Send the actual file bytes to the presigned URL using a PUT request. This is a direct upload to cloud storage — no API key needed (the URL itself contains the authorization).

$curl -X PUT "PRESIGNED_URL_FROM_STEP_1" \
> -H "Content-Type: application/pdf" \
> --data-binary @safety-plan.pdf

Use --data-binary (not -d) to preserve the file’s binary content. Using -d will corrupt binary files like PDFs.

In code (JavaScript)

1const file = document.getElementById('fileInput').files[0];
2
3await fetch(uploadUrl, {
4 method: 'PUT',
5 headers: { 'Content-Type': file.type },
6 body: file,
7});

In code (Python)

1with open('safety-plan.pdf', 'rb') as f:
2 requests.put(
3 upload_url,
4 data=f,
5 headers={'Content-Type': 'application/pdf'}
6 )

Step 3: Trigger processing

Once the file is uploaded, tell the API to start processing it. You can submit multiple document IDs at once.

$curl -X POST https://api.pyramid-ai.com/api/v2/documents/process \
> -H "Authorization: Bearer pai_live_YOUR_KEY" \
> -H "Content-Type: application/json" \
> -d '{"document_ids": ["doc_abc123"]}'

Response:

1{
2 "success": true,
3 "data": {
4 "processed": ["doc_abc123"],
5 "skipped": [],
6 "failed": []
7 }
8}
ResultMeaning
processedSuccessfully started processing
skippedAlready processed, or not in the right state
failedSomething went wrong (error message included)

What happens during processing

Behind the scenes, the processing pipeline does the following:

1

Text extraction

The system reads the file and extracts all text content. For PDFs, this includes OCR (optical character recognition) for scanned documents.

2

Chunking

The extracted text is split into overlapping chunks — typically a few paragraphs each. Overlap ensures context isn’t lost at chunk boundaries.

3

Embedding

Each chunk is converted into a mathematical representation (a vector embedding) that captures its meaning. This is what allows semantic search — finding relevant content by meaning, not just keywords.

4

Indexing

The embeddings are stored in a searchable index. When you ask a question, the AI compares your question’s embedding against all chunk embeddings to find the most relevant passages.

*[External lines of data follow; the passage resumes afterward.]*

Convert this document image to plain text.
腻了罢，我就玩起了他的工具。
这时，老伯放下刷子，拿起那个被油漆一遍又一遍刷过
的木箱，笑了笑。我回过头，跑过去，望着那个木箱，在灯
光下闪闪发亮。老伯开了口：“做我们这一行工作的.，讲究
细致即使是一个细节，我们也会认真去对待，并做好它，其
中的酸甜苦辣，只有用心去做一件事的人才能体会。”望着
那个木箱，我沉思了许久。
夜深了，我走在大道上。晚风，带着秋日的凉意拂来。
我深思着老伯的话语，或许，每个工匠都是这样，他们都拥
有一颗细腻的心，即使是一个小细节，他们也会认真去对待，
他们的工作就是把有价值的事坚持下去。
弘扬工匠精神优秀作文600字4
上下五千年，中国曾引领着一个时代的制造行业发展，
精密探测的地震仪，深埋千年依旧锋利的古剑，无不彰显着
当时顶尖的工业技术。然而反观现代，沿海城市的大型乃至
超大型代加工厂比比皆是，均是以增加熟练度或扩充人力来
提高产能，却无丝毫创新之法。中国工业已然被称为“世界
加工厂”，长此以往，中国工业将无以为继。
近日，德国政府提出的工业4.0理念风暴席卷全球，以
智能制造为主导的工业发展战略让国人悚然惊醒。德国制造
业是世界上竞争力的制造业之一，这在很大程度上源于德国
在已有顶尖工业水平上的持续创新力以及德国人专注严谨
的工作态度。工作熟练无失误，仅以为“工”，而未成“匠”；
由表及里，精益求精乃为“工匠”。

Checking processing status

Poll the document endpoint to check when processing is complete:

$curl https://api.pyramid-ai.com/api/v2/documents/doc_abc123 \
> -H "Authorization: Bearer pai_live_YOUR_KEY"

Watch the status field:

StatusNext action
awaiting_uploadUpload the file (Step 2)
processingWait and poll again
completedReady to query
failedCheck error_message, re-upload if needed

Processing typically takes 10–60 seconds for a standard PDF. Large documents (100+ pages) or scanned PDFs with OCR may take longer.

Error handling

Common processing failures:

ErrorCauseFix
size_mismatchUploaded file size doesn’t match declared size_bytesRe-reserve with correct size
content_type_mismatchFile content doesn’t match declared content_typeEnsure the file matches the MIME type
extraction_failedUnable to extract text (corrupted file, password-protected)Re-upload a valid file
upload_url_creation_failedStorage service temporarily unavailableRetry the reserve step

Batch uploads

For uploading many files at once, repeat the reserve → upload → process cycle for each file, then call process with all document IDs:

$# Reserve 3 files, upload each one, then process all at once
$curl -X POST https://api.pyramid-ai.com/api/v2/documents/process \
> -H "Authorization: Bearer pai_live_YOUR_KEY" \
> -H "Content-Type: application/json" \
> -d '{
> "document_ids": ["doc_1", "doc_2", "doc_3"]
> }'

This is more efficient than processing one at a time, as the pipeline can parallelize the work.